Konuşmuş, konuşmuş ama..

İçinde bir tane tartışmanın odak noktasındaki kavramlara atıf yok.

Ne “zina” var. Ne “eşcinsel” var. Ne “LGBTİ” var..

Zinacılardan korktuğundan mıdır?

Eşcinsellerden çekindiğinden midir?

LGBTİ’lilerden ürktüğünden midir?

Her şeyden bahsediyor..

Haram kazanmaktan.. Makamdan, şatafattan, israftan bahsediyor..

Bahsetsin, canım kurban..

Ama şu an çıkıp senin konuşma yapma sebebin, yıllardır tekrarladığınız o konular değil..

Şu an millet, sizden “eşcinseller” konusunda, Diyanet’ten yana mısınız, yoksa ona sataşan ve “Çağlar gerisinden gelen kafa” diyerek hakaret eden eşcinsel destekçisi Ankara Barosu’ndan yana mısınız?

Bir söyle..

Biz çağrıda bulunduk, sandık ki, konuşursa, Diyanet’ten yana konuşur..

Biz sandık ki, her şeye rağmen, İyi Partililer de, bu ülkenin dindar insanlarının yanında yer alır..

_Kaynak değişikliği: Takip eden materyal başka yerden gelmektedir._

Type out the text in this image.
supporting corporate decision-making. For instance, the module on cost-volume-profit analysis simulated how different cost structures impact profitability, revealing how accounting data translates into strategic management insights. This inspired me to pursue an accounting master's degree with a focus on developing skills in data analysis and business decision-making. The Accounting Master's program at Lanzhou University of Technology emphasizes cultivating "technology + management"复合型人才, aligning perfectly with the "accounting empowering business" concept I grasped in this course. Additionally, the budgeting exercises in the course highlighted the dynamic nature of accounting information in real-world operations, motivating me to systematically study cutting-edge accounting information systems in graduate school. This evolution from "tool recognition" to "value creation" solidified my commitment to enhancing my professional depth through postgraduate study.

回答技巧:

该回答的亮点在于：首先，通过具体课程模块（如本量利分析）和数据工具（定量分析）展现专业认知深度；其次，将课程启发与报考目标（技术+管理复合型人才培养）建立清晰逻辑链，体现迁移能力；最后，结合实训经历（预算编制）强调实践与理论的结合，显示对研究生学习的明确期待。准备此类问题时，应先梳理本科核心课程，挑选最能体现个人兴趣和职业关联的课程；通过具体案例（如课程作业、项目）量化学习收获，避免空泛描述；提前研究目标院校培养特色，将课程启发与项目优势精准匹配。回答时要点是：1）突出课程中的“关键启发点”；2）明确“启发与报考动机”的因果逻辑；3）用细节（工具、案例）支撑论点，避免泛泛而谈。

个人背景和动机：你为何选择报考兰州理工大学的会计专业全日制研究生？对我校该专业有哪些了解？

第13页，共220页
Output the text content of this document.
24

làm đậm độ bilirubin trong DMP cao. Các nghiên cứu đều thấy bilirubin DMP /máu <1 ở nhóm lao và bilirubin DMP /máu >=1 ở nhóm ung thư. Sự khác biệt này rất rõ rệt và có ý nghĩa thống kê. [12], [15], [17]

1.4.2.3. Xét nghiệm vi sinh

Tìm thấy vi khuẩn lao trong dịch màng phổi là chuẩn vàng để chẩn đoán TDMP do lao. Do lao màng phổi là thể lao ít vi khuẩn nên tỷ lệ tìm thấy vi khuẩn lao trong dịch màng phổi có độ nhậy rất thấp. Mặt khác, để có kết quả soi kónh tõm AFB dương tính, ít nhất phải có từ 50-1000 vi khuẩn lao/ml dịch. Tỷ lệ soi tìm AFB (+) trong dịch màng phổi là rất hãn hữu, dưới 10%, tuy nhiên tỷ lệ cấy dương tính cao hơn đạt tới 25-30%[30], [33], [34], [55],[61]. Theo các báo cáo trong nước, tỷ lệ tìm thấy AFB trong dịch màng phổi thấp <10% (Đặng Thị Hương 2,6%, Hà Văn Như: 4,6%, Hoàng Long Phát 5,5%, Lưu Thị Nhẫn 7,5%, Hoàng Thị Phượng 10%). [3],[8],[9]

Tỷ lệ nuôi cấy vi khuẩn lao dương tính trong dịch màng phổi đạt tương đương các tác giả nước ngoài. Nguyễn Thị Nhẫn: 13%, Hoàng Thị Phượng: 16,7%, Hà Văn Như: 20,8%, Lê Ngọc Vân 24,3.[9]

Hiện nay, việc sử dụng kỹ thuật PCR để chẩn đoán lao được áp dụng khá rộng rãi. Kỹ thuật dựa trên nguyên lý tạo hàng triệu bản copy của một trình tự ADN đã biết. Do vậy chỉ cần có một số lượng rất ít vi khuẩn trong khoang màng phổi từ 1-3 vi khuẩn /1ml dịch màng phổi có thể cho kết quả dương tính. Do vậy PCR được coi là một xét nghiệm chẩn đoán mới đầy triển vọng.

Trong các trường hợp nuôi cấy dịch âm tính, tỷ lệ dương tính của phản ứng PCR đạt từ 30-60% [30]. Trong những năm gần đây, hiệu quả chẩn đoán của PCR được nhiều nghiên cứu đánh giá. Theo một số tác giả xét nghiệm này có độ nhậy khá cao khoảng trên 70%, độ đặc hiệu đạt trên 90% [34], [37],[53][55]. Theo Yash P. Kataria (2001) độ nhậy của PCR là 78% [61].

Yanılmışız.. Yavuz Ağırailoğlu şahsında yanılmışız.. O, eşcinsellerden yana imiş..

Evet; net bir ifadesi yok..

Ama açıklamasındaki vurgularla, eleştirileriyle, eleştirmediği barolarla, eleştirmediği eşcinsellerle, eleştirmediği PKK’lılarla, eleştirmediği CHP’lilerle, aslında konumunu da dikkate aldığımızda açık açık şunu demiş olmuyor mu: 

“Ben eşcinsellerin haklarını savunuyorum.. Eşcinselliğin ahlakımızda yeri olmadığını, kültürümüzde yeri olmadığını, inancımızda yeri olmadığını söyleyen Diyanet İşleri Başkanı’nı bu kavramlar üzerinden eleştiremiyorum. ‘Niye eşcinsellere laf ediyorsun’ diyemiyorum.. O kadarına yüreğimiz yetmez. Ama.. Safım belli olsun.. Ben Ankara Barosu’ndan yanayım. Ben, PKK’lılara destek çıkan İzmir Barosu’ndan yanayım. Ben, PKK’lıların hamiliğini yapan Diyarbakır Barosu’ndan yanayım. Safım belli olsun.. Ben Diyanet İşleri Başkanı’nı hedef alıyorum. Diyanet İşleri Başkanı’na ‘Çağlar gerisinden gelen kafa’ hakaretini yapan baroya bir şey demiyorum.. Siz anlayın, kimlerle birlik olduğumu!”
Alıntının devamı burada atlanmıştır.